Hanging out in the monastery

Life in the monastery is chaotic. It's the pinnacle of now and not now. I remember in my times of teaching there we'd do ... half a dozen classes in a week. The rest was meditation, wood collecting, shower time and other lesser distractions from teaching. It sort of feels like working in Italy. After a while you're excited to go to work to take a breather from all the coffee breaks.

This has not changed. The one thing you can count on is the 6AM prayer, which serves as a wake up call for some and an extra hour of sleep for others. The latter lot may get few friendly punches from the former group, but all in all you're left in peace to your course of action. I love these prayers. They're very naturally disharmonic, but served with vigor of children who're living above their families' stature. Plus you get the trumpets and drums providing a healthy dose of excitement and rock concert like elements. Tibetan is a string of syllables chained together and sounding like an alchemic ritual. I think it's part of the design.

The morning was spent on writing thank you cards for the various foreign donors supporting either individual children or providing for the whole school. Yes, you can buy a little monk for few hundred $ a year. Told you Nepal's getting expensive. Local donors provide goods: half a tonne of rice for few weeks' worth of food or such. Foreigners send in money to trade for the rice. Palden was telling me it's not so simple. Even they get targeted by scammers! He nearly turned down the piping grant money, until a friend of his in Izrael called up the university in California. And they still have to somehow get the money into the local ecosystem. It's not easy, bringing money in from abroad as local banks don't work with the world well. Palden is now getting sponsors in Malaysia to build a website for him to streamline the process...

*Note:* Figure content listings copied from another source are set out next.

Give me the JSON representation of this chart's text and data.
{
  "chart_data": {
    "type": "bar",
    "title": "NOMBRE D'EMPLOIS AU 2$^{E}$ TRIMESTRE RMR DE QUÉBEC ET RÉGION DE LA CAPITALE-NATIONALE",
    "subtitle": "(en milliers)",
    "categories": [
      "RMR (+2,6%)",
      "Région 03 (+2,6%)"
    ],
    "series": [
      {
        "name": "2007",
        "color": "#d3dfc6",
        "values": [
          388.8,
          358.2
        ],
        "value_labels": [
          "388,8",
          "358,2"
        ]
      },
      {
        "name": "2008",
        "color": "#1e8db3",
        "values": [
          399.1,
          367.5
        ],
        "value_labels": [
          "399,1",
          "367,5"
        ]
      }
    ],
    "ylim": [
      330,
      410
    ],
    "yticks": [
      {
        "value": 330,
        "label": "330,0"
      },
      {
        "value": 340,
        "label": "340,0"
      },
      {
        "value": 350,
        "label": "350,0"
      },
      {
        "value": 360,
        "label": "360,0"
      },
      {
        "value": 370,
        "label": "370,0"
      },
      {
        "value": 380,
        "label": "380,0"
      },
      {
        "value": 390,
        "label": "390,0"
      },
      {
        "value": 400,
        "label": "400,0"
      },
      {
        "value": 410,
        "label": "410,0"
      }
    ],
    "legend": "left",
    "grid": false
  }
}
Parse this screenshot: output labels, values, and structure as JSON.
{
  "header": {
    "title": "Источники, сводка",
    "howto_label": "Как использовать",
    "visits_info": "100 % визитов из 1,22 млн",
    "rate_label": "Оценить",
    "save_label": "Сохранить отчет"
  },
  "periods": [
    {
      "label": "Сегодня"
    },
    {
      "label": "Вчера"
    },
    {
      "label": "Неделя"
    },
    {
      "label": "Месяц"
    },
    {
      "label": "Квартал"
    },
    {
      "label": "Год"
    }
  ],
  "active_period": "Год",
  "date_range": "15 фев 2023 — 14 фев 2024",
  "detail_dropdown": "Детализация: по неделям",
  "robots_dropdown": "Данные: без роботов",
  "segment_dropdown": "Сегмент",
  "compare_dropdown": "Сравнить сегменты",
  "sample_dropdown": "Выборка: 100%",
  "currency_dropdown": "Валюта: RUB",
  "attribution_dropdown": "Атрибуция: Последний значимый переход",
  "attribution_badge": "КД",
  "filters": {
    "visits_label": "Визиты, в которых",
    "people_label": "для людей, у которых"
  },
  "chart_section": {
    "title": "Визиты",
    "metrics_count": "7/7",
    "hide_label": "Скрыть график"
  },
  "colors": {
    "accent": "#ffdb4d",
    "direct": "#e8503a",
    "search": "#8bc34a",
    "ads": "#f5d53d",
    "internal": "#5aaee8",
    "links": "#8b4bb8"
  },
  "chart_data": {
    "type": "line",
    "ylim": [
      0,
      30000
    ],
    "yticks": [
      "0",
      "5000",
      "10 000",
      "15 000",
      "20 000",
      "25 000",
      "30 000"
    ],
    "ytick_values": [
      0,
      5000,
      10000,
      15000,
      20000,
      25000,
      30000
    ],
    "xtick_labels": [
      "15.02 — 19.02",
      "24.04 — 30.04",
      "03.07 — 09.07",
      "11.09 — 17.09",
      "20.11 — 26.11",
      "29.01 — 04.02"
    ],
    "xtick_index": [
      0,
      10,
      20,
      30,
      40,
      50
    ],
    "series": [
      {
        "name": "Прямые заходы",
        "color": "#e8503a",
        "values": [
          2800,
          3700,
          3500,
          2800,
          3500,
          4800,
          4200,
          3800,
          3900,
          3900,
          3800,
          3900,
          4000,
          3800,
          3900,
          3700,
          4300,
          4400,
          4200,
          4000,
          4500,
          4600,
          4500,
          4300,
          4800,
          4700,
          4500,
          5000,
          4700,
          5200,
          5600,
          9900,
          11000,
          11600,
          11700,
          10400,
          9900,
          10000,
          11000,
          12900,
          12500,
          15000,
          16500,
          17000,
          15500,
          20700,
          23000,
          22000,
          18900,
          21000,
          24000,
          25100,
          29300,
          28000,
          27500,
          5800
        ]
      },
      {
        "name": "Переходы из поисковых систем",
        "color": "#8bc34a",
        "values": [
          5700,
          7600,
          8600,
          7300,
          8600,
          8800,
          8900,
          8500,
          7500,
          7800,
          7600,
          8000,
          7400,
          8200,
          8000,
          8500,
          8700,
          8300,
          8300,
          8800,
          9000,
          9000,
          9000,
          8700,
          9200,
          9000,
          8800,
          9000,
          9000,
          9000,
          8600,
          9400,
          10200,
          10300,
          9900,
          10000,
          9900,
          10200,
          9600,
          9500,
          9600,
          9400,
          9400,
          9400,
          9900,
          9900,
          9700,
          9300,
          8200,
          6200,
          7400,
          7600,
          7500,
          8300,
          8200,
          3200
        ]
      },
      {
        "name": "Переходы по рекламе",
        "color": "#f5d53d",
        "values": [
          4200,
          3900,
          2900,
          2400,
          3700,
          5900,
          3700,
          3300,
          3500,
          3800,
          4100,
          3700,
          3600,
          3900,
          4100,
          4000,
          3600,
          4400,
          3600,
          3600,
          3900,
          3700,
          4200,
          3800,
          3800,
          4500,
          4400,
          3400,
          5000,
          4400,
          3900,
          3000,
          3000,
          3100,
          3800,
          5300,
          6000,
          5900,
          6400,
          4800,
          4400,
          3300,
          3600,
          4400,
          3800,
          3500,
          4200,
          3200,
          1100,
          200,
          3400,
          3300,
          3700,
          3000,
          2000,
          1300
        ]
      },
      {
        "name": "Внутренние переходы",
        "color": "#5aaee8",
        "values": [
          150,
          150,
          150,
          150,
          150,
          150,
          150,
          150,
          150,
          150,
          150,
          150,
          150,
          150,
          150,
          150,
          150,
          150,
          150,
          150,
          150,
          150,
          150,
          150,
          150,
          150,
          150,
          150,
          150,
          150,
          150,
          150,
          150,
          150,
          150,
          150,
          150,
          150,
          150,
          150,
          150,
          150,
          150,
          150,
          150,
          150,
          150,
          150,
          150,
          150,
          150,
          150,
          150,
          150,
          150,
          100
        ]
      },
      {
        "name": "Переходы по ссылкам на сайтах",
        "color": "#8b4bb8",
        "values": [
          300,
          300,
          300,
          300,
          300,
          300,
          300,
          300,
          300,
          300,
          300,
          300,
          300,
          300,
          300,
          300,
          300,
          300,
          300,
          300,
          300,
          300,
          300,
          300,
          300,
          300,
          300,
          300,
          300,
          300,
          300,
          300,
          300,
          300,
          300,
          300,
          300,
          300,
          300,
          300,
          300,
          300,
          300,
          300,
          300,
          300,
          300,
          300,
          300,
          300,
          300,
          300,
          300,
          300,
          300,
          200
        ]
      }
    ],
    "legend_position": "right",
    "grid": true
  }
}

The kids nearly killed me. During their playtime I got to play chess (barely managed to set the board), and jumping rope (twenty jumps and I was out); stuff I haven't done in decades, sad as it is. It's a very small school, two dozen souls or so, which has everyone interacting and working as one organism. Major difference from the 400+ public school in Thosey.

I'll be going back there to film later in the week; always, if possible, I ask before bringing a camera in. I wasn't planning on staying: Saturday, in fact, is a laundry day and I was essentially without clothes! Spare shirt on, no underwear...


Riding on a bike in heavy rain, turns out, is a good lesson. Even with a killer rain jacket and holding the hood down to my face, I couldn't see a thing. No choice but to lean in and feel for the driver's moves.

gathering clouds

wanted to hide in Vince's French Creperie, but it was closed...

Back in Rambler. Shalik is visiting his village over the weekend and his old father is holding the fort. When I go sit at the office, as I do, as that's the only place with a good enough wifi, he always suspects I need something from him. And tries to talk to me and figure out, what do I need?! And I must admit that with all the years of practice, I'm yet to learn how to mime the internet and my work to the elderly!